May 2

What was advertised in a colonial American newspaper 250 years ago today?

Massachusetts Gazette and Boston Weekly News-Letter (May 2, 1771).

“A Sermon … By the Rev. Mr. WHITEFIELD.”

Following the death of George Whitefield in Newburyport, Massachusetts, on September 30, 1770, printers, booksellers, and others marketed a variety of items to commemorate the loss of one of the most prominent ministers associated with the religious revivals now known as the Great Awakening.  Such commemoration also amounted to a commodification of Whitefield and his death.  The first wave of marketing lasted for three months as news traveled from New England to Georgia and then news of local reactions spread from colony to colony in all directions.  A second wave of marketing commenced in the spring when ships arrived with news of how the minister’s death had been received in England.  Those same vessels carried copies of Whitefield’s will and the sermon delivered in his memory by John Wesley.  Colonial printers soon produced and marketed American editions.

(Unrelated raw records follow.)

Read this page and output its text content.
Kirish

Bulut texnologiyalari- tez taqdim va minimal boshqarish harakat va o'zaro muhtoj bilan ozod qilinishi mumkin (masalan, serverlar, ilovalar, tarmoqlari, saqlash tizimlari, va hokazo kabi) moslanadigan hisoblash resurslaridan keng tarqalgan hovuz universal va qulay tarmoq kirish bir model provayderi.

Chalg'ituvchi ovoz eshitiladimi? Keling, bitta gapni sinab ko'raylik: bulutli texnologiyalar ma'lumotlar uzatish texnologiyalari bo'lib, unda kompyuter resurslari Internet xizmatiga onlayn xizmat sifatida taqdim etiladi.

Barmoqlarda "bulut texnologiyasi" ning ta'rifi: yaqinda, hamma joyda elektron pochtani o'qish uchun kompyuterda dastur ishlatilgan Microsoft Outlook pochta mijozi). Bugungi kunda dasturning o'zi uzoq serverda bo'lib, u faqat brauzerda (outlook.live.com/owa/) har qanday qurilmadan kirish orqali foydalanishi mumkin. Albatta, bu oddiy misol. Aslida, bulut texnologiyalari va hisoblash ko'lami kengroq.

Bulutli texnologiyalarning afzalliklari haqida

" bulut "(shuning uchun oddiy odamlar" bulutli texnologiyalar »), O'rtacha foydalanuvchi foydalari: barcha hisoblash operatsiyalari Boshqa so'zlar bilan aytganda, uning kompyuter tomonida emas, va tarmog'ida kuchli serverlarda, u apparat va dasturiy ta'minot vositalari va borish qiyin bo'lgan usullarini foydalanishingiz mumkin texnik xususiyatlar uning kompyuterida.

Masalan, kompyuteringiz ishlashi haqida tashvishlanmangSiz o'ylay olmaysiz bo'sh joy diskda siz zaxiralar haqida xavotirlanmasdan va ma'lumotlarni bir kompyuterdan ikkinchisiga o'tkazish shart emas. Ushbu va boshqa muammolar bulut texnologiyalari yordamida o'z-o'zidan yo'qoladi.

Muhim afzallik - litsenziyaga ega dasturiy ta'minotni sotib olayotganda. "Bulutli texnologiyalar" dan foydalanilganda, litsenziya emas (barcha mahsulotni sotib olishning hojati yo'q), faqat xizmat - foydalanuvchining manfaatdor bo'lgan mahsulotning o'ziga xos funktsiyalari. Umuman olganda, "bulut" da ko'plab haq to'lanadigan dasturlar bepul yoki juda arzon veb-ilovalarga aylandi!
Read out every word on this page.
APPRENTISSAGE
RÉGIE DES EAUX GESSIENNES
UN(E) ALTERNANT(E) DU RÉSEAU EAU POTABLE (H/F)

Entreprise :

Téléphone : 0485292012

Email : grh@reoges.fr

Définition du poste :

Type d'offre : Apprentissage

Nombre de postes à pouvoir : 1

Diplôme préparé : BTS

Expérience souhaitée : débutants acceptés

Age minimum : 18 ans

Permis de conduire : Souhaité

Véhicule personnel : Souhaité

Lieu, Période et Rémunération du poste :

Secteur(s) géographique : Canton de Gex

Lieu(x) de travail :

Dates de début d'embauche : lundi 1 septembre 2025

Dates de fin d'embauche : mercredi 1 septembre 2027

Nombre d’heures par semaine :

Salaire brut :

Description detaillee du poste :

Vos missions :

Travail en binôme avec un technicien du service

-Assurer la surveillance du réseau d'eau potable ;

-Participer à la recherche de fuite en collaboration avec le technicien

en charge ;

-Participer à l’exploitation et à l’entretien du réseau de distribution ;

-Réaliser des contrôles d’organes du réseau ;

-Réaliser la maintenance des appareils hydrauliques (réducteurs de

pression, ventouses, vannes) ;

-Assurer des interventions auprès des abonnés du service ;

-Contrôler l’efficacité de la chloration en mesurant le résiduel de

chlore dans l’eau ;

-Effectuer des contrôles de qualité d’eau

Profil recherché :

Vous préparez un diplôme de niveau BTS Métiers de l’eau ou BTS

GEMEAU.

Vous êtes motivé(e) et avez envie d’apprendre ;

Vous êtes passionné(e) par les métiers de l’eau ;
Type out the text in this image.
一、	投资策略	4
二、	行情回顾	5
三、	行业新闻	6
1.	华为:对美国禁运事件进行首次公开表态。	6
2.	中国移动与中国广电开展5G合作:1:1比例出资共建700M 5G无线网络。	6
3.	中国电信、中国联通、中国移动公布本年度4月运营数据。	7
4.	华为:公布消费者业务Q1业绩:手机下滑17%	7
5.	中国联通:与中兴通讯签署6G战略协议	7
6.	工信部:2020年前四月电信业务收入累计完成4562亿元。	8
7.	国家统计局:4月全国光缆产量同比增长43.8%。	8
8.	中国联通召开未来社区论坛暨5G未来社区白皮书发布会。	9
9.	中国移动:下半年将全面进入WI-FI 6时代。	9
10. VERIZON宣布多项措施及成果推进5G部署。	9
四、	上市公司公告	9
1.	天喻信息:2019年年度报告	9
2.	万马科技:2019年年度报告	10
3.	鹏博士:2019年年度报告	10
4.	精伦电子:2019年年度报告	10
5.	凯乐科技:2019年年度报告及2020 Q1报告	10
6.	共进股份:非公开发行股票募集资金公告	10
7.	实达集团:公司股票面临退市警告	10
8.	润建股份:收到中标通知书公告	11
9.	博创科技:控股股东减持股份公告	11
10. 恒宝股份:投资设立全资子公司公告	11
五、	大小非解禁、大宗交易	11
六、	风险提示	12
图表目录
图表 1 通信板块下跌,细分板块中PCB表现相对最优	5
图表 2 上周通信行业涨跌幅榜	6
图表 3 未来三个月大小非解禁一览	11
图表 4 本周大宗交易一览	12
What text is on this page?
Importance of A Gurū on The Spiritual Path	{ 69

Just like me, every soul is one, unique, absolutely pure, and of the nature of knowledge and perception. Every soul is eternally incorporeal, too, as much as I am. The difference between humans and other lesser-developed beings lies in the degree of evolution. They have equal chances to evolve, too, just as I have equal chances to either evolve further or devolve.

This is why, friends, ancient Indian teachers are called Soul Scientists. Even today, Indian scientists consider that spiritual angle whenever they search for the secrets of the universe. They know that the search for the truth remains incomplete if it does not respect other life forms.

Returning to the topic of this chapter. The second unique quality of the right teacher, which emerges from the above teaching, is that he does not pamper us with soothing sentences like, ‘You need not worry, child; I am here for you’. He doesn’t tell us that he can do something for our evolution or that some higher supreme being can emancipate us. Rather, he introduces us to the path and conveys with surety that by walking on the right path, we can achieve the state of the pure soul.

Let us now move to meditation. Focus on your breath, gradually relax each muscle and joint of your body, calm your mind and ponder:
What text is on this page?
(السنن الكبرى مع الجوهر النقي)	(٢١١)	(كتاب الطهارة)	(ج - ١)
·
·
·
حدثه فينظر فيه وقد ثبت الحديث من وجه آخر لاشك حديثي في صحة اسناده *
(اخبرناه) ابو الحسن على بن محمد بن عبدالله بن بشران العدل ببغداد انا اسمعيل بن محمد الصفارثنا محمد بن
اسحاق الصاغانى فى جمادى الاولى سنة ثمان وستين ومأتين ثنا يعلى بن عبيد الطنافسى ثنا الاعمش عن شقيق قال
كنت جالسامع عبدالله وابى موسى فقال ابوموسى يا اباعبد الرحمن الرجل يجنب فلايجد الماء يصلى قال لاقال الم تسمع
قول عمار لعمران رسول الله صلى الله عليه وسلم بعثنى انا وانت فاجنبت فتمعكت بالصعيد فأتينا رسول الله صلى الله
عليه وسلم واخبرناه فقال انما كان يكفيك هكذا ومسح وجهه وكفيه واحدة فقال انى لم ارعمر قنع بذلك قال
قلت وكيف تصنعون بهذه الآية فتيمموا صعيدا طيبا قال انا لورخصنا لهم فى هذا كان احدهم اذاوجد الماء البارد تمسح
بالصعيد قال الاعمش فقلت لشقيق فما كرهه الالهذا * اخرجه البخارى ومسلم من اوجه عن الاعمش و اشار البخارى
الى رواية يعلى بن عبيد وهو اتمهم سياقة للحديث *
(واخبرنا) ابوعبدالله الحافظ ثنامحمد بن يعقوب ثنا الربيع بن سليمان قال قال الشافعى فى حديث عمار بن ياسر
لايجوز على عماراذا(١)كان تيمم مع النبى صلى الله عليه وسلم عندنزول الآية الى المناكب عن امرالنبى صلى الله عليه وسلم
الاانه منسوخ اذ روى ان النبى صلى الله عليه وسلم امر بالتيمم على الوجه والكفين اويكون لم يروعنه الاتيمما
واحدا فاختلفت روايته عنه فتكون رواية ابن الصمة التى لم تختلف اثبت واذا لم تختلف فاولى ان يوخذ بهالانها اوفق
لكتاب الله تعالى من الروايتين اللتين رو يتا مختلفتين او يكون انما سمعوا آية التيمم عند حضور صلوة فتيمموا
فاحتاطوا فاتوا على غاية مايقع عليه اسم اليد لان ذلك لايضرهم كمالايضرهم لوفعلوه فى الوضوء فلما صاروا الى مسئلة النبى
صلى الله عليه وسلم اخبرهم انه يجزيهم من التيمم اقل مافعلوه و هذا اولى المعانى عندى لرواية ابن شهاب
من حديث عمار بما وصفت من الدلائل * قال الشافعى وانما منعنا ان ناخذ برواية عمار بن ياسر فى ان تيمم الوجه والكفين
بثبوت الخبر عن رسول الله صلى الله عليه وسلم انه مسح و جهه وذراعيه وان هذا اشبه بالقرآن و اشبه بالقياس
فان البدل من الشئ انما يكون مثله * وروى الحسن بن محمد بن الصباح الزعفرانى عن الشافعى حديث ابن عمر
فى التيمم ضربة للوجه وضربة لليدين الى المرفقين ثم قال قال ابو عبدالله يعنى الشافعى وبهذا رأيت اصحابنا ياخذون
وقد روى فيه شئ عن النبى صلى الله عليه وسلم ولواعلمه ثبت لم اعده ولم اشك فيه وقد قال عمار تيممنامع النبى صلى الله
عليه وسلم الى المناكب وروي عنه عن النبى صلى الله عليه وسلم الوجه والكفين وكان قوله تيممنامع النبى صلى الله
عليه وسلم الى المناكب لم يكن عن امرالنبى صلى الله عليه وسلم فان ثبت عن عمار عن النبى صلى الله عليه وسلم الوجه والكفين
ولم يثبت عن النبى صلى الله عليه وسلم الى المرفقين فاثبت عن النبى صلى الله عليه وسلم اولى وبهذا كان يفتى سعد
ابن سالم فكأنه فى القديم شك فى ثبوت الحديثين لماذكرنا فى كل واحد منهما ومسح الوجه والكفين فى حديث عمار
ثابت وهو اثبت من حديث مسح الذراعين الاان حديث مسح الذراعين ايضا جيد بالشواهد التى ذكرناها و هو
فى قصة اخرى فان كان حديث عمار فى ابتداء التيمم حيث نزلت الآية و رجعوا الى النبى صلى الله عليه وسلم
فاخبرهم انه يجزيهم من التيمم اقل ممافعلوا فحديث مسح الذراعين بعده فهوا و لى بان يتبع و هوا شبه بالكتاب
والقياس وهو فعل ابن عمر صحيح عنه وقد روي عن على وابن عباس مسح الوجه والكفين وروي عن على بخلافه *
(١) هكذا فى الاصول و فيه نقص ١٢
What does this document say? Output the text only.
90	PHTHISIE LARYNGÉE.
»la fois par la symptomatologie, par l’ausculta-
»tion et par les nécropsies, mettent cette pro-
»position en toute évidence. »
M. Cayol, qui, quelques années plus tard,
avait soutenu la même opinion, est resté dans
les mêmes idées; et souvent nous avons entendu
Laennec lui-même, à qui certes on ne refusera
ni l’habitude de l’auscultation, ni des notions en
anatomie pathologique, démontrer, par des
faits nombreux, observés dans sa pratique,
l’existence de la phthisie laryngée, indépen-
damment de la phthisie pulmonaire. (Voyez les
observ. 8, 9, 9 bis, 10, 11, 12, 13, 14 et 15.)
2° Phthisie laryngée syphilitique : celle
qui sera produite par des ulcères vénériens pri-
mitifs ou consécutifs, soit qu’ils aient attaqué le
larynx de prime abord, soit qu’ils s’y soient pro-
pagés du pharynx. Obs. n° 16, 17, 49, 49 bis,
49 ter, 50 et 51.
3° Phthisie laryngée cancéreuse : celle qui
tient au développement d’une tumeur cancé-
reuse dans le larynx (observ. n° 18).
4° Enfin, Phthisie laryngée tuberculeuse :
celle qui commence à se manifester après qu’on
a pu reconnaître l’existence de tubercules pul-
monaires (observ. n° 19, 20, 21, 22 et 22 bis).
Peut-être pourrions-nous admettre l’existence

The renewed attention presented an opportunity for others to generate revenues by selling Whitefield memorabilia.  On May 2, 1771, bookseller Thomas Bromfield placed an advertisement for “A Sermon preached at the Tabernacle in Moorfields, London … By the Rev. Mr. WHITEFIELD” in the Massachusetts Gazette and Boston Weekly News-Letter.  John Fleeming’s advertisement for his edition of Wesley’s sermon ran in the supplement that accompanied the standard edition, also encouraging consumers to take interest in the deceased minister.  This was not the first time that Bromfield placed a notice in the public prints, but it was his first endeavor with advertising a single title rather than a list of books and pamphlets available at his shop on King Street.  He apparently saw a chance to take advantage of existing interest as well as incite further demand for items connected to Whitefield.  Bromfield noted that the sermon had been published after the minister’s death, making it yet another item produced in simultaneous acts of commemoration and commodification.  He also added words of encouragement for prospective buyers.  “As the Author of this Sermon was highly esteemed by most People in these Parts,” Bromfield stated, “it is hoped [the sermon] will have a speedy Sale.”  The bookseller gave consumers a gentle nudge, but also suggested that they needed to act quickly or risk not acquiring the sermon.

Whitefield’s death had been one of the major news stories of 1770.  That event continued to reverberate many months later as printers, booksellers, and others added new items to the assortment of memorabilia produced immediately after the minister’s death.  Their marketing efforts meant that Whitefield remained a subject of interest in the public prints.